George Oppen: Significant Father?
Did George Oppen renounce poetry for 25 years for the sake of fatherhood?
Apparently. At least in part.
Oppen's hiatus is better known for its political impetus. ("There are situations which cannot be honorably met by art," he said in the mid-1930s, when he devoted himself to the Communist party.) But he later explained that, besides pressures of "conscience," there were "things...I had to try out—and it was more than politics, really; it was...having a child...."

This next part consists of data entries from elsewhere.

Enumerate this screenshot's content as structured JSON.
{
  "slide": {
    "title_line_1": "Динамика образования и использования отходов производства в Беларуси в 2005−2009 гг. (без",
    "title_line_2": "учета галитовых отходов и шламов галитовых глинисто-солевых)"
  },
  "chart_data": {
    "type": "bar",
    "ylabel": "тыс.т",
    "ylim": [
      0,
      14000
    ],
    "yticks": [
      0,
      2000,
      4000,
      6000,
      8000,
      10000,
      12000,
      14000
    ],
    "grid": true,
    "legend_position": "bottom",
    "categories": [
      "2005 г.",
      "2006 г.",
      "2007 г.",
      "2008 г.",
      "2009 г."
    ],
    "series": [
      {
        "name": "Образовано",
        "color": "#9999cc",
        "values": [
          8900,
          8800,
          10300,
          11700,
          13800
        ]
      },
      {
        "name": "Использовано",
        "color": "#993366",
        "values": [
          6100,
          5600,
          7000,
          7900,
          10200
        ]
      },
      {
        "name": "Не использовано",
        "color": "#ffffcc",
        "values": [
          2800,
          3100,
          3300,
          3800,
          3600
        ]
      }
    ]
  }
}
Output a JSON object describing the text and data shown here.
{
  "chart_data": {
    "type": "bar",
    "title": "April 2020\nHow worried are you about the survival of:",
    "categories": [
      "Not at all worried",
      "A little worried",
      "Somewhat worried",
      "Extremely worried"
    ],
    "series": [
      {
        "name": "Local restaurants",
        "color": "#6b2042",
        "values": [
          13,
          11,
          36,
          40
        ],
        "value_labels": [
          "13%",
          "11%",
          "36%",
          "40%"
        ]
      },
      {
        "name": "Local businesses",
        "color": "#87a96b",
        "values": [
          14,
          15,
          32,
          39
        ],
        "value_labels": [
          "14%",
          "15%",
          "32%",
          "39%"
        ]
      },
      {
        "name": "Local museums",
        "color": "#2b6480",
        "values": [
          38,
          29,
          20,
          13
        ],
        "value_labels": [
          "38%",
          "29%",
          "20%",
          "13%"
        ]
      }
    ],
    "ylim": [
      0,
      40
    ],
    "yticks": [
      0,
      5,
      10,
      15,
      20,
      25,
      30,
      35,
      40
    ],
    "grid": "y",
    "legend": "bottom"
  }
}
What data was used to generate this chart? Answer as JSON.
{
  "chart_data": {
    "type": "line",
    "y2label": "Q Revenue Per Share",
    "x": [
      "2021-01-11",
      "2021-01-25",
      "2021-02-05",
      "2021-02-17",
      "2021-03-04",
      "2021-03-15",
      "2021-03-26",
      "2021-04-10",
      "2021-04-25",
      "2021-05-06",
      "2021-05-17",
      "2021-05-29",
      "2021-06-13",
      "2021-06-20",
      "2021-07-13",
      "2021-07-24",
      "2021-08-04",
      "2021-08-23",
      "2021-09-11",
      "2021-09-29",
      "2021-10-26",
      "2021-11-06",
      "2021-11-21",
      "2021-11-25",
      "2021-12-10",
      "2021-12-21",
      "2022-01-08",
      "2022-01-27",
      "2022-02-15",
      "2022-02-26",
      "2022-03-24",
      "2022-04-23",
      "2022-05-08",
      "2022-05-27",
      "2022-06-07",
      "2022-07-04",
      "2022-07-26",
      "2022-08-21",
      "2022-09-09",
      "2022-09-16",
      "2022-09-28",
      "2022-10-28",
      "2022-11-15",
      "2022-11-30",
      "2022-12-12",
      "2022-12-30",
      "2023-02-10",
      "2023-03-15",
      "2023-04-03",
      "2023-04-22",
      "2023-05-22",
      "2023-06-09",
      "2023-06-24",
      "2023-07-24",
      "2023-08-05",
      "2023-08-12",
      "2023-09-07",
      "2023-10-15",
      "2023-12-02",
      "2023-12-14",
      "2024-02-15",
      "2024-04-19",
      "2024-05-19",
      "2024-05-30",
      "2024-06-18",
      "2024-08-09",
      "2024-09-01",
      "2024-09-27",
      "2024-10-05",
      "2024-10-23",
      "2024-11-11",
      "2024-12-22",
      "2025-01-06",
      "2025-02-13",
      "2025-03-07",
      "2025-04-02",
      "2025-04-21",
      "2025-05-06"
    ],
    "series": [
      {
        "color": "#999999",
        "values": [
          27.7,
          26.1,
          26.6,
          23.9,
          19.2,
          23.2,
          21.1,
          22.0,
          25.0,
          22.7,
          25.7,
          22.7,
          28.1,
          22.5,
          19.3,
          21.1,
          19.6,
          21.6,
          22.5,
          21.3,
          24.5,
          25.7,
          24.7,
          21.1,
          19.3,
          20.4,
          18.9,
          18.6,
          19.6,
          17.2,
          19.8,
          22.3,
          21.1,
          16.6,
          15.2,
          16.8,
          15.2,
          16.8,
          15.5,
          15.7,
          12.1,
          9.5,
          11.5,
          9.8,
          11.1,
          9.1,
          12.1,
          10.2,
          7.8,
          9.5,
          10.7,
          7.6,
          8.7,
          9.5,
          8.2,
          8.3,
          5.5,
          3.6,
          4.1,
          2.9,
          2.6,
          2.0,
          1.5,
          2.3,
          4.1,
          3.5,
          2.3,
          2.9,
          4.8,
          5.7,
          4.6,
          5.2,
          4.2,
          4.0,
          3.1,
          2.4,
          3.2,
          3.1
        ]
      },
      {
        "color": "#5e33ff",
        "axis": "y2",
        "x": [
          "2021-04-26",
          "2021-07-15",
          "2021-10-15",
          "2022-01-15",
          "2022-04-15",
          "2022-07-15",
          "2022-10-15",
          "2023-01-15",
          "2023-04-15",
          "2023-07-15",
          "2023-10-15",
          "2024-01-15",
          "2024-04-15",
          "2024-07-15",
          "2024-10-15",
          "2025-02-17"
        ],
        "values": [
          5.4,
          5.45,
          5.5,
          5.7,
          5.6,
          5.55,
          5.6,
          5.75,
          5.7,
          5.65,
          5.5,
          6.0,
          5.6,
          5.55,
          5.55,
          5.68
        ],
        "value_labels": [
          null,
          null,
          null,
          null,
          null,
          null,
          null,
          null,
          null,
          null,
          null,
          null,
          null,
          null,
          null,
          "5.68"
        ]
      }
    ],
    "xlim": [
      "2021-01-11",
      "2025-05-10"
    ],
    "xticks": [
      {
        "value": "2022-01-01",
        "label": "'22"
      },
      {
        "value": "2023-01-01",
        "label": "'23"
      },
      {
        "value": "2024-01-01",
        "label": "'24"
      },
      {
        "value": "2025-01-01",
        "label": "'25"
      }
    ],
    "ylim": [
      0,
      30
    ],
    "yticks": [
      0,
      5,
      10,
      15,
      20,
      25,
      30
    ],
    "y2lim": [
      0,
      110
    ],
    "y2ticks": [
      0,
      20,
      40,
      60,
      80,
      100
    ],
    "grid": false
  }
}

It's interesting to think about that statement in light of women artists, who in the first wave of feminism were under pressure not to have kids. A recent article in The Brooklyn Rail argues that the pressure is there still. The author, artist Sharon Butler, cites the early feminists' disdain of the "idiosyncratic, excessively inward-looking 'baby art'" that comes after childbearing. If the women "get their wits about them," the thinking went, they eventually returned "to their previous, more serious work." I'll just let that last sentence hang in the air.
Despite more women artists having kids and making art having to do with childbearing and children,and despite the art increasingly appearing in leading galleries, Butler says, art dealers who don't have children tend to neglect artists who do.
How much was that the case in poetry in the '70s, and how much is it the case today, in academia and among editors?
In the months after we adopted our son, when I worried about not writing, my friend Marcella Durand, who also had just adopted, mentioned that she was trying to give herself a full year's break. Although I feel certain she wrote during that time, the idea was that she wouldn't worry if she didn't. It seemed revolutionary, and it freed me.
Oppen said that he never stopped thinking of himself as a poet during his hiatus. That seems revolutionary, too.